Cesar Alejandro Jaimes León, Juan Pablo Polanco Carranza / Colombia, Argentina, Germany / 2022

On the border between Colombia and Venezuela, inside an old pick up truck adapted to carry passengers and merchandise, Wayúu indigenous people, Arabs, Venezuelans and Colombians from different times cross the desert, sharing the trance of the trip.

The Carropasajero, an old pick up truck, crosses a huge desert that seems to have no end. It’s La Guajira Desert, a border area between Colombia and Venezuela marginalized from the State, where the wind mixes with distant voices and the sand carries sedimentary memories. In Carropasajero, passengers from different origins – indigenous Wayúu, generations of Arabs, Venezuelan immigrants and Colombians – travel into the desert as if immersed in a trance.

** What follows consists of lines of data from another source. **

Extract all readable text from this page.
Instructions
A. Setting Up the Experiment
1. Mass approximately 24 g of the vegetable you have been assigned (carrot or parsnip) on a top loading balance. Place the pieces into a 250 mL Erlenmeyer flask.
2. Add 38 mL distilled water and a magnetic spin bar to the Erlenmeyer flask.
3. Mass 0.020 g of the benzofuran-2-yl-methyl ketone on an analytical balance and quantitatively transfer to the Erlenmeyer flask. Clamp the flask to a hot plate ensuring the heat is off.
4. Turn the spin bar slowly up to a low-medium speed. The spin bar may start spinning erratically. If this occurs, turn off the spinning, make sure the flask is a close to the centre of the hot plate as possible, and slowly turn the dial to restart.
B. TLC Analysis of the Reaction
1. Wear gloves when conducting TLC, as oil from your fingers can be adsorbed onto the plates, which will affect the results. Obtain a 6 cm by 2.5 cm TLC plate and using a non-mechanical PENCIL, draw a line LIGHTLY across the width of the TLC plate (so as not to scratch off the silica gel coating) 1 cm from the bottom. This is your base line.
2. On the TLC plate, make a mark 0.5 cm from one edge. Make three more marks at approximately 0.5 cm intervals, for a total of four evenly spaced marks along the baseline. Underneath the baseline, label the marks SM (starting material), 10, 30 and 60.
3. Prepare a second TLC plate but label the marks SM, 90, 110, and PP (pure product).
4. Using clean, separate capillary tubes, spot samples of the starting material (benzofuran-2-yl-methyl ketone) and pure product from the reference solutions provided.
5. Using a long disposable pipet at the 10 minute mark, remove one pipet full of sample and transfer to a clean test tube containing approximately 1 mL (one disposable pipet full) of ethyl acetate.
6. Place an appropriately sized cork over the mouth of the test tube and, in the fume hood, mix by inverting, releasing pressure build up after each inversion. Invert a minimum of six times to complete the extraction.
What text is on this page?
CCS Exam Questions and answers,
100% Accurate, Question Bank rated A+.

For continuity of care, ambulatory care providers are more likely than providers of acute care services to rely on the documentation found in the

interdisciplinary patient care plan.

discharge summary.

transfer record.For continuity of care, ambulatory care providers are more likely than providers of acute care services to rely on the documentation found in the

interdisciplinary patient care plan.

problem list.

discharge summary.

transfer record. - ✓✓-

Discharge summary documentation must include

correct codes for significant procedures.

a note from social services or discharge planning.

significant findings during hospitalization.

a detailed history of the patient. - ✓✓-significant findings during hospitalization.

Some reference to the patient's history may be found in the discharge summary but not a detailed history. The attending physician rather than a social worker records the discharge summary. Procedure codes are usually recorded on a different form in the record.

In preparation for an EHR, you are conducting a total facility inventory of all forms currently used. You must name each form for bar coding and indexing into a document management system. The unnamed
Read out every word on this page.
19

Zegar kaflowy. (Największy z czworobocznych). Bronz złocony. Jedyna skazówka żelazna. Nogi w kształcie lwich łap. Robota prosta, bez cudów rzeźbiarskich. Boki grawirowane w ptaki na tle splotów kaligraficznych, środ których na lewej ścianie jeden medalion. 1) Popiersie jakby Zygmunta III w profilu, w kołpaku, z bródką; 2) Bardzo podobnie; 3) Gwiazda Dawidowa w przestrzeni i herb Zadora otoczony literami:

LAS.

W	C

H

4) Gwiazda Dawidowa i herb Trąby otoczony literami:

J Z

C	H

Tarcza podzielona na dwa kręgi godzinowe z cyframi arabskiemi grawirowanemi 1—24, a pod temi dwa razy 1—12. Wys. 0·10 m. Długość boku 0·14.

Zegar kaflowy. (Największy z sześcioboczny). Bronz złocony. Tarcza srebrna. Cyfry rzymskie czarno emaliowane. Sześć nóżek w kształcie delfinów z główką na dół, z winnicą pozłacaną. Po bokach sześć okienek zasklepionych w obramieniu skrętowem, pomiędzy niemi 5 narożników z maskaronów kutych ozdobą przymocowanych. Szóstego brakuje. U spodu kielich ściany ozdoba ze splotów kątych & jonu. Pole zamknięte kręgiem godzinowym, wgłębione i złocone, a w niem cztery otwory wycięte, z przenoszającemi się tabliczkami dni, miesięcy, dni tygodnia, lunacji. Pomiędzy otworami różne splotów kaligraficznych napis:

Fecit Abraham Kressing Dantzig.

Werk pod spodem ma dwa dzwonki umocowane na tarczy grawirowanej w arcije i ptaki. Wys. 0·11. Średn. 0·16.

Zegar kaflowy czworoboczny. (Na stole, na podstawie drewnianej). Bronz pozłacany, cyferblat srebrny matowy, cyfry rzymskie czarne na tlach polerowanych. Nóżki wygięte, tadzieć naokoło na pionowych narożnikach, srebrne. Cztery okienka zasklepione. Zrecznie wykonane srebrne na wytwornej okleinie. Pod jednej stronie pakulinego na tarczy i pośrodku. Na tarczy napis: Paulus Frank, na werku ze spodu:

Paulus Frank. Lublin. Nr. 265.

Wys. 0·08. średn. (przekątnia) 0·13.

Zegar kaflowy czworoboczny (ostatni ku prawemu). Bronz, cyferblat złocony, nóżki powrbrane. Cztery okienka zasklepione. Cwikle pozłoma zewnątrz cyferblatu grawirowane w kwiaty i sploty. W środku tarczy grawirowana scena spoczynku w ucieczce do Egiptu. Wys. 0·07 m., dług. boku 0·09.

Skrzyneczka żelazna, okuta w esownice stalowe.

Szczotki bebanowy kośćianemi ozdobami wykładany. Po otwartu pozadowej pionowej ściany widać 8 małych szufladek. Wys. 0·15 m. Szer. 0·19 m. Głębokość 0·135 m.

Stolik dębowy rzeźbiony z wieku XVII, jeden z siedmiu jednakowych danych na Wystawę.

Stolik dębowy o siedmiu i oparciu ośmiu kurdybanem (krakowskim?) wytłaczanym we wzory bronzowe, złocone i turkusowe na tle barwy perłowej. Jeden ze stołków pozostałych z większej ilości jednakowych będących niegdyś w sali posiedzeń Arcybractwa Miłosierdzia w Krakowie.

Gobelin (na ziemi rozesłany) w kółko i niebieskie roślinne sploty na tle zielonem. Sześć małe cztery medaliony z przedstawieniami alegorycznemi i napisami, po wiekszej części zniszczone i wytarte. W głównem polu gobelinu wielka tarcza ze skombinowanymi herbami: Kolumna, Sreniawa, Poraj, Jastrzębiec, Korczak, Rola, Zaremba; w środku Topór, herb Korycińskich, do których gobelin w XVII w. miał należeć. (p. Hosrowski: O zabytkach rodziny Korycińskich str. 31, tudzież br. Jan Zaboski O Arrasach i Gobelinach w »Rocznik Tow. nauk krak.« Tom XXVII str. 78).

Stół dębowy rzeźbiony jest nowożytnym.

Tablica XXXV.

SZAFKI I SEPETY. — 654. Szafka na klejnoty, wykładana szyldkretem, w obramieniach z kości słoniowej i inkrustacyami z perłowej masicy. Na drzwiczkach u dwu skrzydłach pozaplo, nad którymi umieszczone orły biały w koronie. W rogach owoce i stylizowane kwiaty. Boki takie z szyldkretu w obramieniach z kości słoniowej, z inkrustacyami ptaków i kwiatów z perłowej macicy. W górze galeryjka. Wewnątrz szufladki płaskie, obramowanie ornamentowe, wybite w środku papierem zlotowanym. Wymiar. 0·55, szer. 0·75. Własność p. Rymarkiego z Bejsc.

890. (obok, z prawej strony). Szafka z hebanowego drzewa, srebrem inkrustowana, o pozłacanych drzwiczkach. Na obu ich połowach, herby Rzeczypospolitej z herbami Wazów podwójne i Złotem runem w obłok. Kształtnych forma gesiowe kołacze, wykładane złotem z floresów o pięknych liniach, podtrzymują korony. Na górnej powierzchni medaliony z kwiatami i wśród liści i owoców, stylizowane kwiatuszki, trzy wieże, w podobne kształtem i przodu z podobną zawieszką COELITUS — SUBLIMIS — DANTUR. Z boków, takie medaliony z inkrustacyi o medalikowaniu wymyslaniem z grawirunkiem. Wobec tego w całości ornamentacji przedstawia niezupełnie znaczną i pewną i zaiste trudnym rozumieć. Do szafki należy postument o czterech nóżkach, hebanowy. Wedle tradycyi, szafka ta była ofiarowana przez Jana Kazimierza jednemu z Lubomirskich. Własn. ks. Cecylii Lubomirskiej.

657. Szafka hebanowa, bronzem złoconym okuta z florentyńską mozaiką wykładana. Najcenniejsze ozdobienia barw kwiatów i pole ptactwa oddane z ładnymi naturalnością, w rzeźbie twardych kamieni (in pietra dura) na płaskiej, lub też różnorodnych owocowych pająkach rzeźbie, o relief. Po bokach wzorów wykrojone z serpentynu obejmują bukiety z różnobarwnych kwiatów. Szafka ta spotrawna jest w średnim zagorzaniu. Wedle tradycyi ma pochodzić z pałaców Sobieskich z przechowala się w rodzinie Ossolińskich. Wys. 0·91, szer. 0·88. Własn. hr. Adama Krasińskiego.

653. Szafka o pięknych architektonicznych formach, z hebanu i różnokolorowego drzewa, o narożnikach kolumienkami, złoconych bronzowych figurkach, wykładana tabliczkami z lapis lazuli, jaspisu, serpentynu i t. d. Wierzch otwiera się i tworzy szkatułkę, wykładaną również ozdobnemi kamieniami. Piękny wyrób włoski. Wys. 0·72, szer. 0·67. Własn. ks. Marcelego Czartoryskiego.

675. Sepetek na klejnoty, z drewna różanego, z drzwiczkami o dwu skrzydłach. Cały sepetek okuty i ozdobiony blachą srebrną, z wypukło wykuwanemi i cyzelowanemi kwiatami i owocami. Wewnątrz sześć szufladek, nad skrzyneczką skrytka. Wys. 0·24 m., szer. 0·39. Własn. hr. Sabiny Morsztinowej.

Among the passengers travels Josefa’s soul, a Wayúu woman who returns from Venezuela to her homeland in Bahía Portete. This was an old port on the Colombian coast that was displaced by a paramilitary massacre, which now remains in the shape of solitary ruins clouded by the dust. Josefa travels accompanied by different passengers, many of them fleeing their memories to take refuge in the limbo of the trip. Little by little, the car hosts characters from different historical periods who have inhabited this bordering space in other times, and whose lost souls continue to leave their trail in the memory of the desert.

With the passing of the days and in the rhythmic gait of the journey, Josefa comes across her living and also deceased relatives that she believed she had forgotten. Through conversations with them and with herself, Josefa returns to the memories of that night in which she had to flee her land, to the memories of childhood that were buried and to the spirits that were lost forever in the wide desert. However, this painful event is transformed, turning Bahía Portete not only into a physical place but into an imaginary and spiritual space built by her memories, those of her family and those of the deceased who are buried there. Josefa, due to her encounters with her dead relatives, slowly embraces the idea that she is no longer a person, and that she now returns to her former land in the shape of a soul that has lost her life, moving with the wind to meet again her relatives who remain buried under the sand.

On this long journey, the memories and dreams of Josefa and other travelers mix with the present and blur the idea of ​​the border, both politically and temporaly. The Carropasajero is a Charon boat where everyone shares that limbo where the limits between the living and the dead touch. Josefa’s journey, and that of all these migrant souls, are a gesture of resistance and rooting that transcends the barriers of the physical and the visible spaces, to enter the field of memory and imagination.